The message at home was that he had the freedom to discover and decide on whatever it is he wanted to be, but at school, the message was different. “As one of five Black students, it was always questioned as to why and how I could be at the top of my high school class,” Dr. Baugh said.   

He sought more positive learning and social experiences at Howard University, a historically Black university in Washington D.C., where he earned an undergraduate degree in chemistry.  

Dr. Baugh returned to his home state for medical school, graduating from the Medical College of Ohio in the early 1990s, before matching into an internal medicine residency at Washington Hospital Center in D.C. 

“That’s when the HIV virus started to present in different communities other than gay white men, in fragile communities that were often ignored,” Dr. Baugh said.

“Treatments for HIV were becoming more effective and tolerable, but in certain resource-limited settings, people of color in the U.S. were not receiving the same cutting-edge treatments or access to clinical trials.”  

When his friend, Dr. Gary De Simone, suggested he work at the Whitman Walker Clinic with him as Director of HIV services, Dr. Baugh took the opportunity to implement new outpatient care initiatives such as a walk-in men’s clinic that screened for sexually transmitted diseases and diseases transmitted via drug use.  

Then, when his friend unexpectedly passed away, the emotional and physical taxation of working through grief in an already challenging environment was the catalyst for him to accept a job as the Virology HIV Medical Liaison with Roche Pharmaceuticals.  

“It was the best of both worlds,” he said. “I went from laying my stethoscope on one chest at a time to being able to affect HIV care on a global level.”  

Dr. Baugh officially joined Johnson & Johnson in 2007 as an Associate Medical Director at Janssen and has worked with the company ever since.  

During his time as U.S. Medical Director for the HIV inhibitor Prezista, Dr. Baugh also collaborated with the National Medical Association to conduct the HIV Testing Survey, which looked at HIV testing practices and beliefs of Black physicians in the U.S, and contributed to the GRACE Study, which examined gender and race differences in women living with HIV.   

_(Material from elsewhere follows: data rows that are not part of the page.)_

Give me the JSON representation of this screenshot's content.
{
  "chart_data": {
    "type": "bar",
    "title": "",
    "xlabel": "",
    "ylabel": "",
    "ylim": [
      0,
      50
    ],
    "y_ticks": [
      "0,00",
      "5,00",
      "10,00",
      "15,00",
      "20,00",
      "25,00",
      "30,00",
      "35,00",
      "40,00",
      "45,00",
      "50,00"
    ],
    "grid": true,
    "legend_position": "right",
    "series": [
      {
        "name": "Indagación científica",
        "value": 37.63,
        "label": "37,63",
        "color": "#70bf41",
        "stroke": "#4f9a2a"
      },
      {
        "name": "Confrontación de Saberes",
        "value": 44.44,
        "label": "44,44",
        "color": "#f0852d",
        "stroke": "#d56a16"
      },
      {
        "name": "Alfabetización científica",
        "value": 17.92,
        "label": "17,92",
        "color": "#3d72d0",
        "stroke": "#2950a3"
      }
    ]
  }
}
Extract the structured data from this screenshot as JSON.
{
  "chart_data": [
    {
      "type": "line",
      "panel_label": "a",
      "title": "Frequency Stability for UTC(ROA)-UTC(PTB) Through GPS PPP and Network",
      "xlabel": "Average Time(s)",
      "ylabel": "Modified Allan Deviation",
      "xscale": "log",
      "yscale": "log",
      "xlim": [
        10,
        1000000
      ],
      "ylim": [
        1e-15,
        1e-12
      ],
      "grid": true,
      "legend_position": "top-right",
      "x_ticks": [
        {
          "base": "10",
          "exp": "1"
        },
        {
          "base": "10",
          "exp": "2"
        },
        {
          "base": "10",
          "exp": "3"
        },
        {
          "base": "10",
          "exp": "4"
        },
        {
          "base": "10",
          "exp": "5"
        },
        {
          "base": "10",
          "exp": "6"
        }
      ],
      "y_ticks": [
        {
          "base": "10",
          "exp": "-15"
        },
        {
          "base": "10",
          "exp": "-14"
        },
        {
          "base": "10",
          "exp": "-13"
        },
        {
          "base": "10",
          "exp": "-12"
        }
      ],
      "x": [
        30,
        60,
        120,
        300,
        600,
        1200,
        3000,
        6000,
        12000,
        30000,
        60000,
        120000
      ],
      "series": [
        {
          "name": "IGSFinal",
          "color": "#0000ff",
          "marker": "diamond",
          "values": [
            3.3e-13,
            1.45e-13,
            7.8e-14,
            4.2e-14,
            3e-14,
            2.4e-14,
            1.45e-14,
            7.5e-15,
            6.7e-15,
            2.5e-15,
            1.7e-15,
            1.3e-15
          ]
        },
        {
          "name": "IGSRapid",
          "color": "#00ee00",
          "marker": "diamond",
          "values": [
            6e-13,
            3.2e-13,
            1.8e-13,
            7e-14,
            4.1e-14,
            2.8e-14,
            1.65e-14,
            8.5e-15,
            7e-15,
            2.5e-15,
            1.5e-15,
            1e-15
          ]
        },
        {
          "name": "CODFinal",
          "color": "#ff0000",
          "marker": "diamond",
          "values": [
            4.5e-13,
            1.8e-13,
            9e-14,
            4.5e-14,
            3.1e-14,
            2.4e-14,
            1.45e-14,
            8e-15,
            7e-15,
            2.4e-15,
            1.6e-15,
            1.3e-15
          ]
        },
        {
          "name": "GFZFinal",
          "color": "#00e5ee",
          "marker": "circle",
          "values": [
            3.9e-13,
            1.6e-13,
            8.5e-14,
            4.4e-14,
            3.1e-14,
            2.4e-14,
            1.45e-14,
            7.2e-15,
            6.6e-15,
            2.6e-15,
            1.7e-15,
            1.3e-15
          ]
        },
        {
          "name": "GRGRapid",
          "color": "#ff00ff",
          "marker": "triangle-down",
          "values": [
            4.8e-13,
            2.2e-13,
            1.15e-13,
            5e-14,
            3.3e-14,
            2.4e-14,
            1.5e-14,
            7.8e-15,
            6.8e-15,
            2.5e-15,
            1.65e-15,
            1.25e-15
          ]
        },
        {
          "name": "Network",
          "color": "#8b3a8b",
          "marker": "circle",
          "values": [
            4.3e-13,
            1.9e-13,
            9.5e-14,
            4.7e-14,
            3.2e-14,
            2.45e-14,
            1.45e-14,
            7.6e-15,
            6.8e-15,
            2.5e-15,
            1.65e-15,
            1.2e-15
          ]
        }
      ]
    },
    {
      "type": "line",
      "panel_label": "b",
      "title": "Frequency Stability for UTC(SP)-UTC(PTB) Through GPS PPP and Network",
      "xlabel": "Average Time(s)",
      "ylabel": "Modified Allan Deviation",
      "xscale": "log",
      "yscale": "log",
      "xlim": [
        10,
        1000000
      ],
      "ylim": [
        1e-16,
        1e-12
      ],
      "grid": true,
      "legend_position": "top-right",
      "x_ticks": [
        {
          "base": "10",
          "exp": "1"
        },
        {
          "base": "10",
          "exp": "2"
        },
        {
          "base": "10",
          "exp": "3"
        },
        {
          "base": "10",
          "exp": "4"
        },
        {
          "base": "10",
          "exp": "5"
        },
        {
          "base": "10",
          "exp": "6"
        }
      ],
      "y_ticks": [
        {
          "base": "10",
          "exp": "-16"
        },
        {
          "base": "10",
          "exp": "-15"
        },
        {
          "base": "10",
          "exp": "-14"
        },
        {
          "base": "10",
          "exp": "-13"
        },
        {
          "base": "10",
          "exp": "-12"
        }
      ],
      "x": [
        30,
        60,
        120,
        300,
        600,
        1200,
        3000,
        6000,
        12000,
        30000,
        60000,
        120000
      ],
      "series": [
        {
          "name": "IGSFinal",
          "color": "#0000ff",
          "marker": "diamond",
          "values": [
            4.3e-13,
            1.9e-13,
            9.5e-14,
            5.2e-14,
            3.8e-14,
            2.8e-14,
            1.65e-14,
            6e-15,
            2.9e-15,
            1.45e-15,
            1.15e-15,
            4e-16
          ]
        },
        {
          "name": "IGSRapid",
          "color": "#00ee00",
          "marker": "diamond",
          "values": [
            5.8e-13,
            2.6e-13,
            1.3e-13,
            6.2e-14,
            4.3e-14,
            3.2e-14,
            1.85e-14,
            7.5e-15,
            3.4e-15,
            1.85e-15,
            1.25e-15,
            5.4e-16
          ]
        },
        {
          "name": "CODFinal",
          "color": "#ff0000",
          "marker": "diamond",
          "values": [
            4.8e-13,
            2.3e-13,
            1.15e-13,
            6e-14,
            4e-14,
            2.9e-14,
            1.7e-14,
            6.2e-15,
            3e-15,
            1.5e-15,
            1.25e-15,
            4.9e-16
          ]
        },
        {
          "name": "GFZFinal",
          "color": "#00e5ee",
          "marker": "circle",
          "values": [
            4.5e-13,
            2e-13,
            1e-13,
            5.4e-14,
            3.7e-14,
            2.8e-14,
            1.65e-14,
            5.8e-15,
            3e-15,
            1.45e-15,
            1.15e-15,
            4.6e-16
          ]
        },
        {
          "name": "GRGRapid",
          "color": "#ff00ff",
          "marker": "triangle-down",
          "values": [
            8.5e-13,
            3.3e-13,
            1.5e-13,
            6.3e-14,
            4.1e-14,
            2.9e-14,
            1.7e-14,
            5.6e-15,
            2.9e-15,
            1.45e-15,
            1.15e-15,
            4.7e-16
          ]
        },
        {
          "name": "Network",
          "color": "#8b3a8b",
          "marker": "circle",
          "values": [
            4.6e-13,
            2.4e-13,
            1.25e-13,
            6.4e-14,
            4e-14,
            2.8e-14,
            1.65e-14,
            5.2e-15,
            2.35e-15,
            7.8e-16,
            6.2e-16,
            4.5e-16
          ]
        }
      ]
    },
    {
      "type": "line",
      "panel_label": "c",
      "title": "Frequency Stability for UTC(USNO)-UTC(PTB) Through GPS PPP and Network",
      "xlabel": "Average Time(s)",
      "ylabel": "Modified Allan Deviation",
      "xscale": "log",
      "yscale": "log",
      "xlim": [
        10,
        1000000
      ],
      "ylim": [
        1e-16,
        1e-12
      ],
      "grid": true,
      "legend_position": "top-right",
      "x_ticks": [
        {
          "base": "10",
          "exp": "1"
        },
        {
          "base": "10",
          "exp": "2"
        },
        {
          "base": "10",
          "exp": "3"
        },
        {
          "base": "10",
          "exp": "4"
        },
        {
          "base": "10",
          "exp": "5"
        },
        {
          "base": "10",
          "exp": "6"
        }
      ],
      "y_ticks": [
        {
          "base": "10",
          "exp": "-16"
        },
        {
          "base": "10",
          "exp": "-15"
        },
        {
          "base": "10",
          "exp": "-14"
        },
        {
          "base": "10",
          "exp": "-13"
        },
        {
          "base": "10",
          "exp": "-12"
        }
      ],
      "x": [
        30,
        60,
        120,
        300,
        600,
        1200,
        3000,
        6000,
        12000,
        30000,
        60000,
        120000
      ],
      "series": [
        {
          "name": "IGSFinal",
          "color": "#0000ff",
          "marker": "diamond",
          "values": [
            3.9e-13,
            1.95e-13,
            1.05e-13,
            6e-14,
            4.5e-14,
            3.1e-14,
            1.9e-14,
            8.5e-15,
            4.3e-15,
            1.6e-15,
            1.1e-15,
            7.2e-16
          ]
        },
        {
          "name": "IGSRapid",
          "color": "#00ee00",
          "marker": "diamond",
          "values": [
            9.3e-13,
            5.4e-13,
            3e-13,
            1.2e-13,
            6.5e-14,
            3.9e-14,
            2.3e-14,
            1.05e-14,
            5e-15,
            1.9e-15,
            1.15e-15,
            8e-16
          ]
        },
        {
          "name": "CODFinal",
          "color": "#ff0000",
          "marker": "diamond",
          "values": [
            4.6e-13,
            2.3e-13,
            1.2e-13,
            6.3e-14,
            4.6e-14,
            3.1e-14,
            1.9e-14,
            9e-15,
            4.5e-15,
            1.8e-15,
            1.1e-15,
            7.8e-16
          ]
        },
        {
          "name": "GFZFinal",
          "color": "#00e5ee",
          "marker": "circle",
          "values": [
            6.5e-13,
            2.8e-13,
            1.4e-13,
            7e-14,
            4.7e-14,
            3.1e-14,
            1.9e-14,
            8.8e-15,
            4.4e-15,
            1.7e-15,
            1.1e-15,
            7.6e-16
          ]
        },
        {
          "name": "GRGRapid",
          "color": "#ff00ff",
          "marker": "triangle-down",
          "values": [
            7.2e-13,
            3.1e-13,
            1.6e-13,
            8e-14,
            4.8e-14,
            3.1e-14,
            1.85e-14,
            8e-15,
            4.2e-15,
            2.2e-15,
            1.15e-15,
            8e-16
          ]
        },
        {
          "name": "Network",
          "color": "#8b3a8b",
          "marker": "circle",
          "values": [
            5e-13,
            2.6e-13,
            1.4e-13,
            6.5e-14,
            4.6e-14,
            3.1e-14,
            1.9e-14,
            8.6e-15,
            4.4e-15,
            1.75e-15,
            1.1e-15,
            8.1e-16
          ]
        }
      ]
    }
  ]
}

“We have evolved treatment from multiple pills multiple times a day to tablets that contain a complete HIV regimen taken once a day to injectable regimens taken once a month or every two months,” Dr. Baugh said.  

These days, Dr. Baugh is also closely involved in shaping J&J’s efforts to advance health equity. This includes collaborating with NMF on the Alliance for Inclusion in Medicine program, funded by J&J Foundation, to expose high-performing underrepresented medical students to opportunities that will prepare them to become future clinicians and research leaders empowered to address health disparities that disproportionately affect communities of color.  

Dr. Baugh plays an active part in several employee resource groups at J&J and serves on the Board of Trustees at the Pennsylvania Academy of Fine Arts. He previously served on the boards of the Hyacinth Foundation and LifeTies, Inc.  

As Board Chair of NMF, Dr. Baugh hopes to inspire others like him.  

“When there are less Black men in medical school now than there were in 1970, we have to ask ourselves basic questions. How do we encourage more young people to join the health care field, and how can we nurture them along their journeys?  It’s one thing to increase the number of diverse health professionals and another to foster their careers enough to get them to stay in medicine.” 

Dr. Baugh said his role with NMF helps him to encourage others to continue seeking more analytical answers to fundamental questions.  

“For too long it has been assumed that certain populations have poor health outcomes – Black people have higher levels of this, Hispanic and Latine people have worse outcomes with this – well, why?”  

“We must ask why and keep asking why until we can break these issues down to their core elements. Unless there is a genetic basis, almost everything in medicine boils down to socioeconomic issues and social determinants of health. If we can stay analytical and more rigorous in our approach to answering the question of why, we just might achieve more equitable health overall.”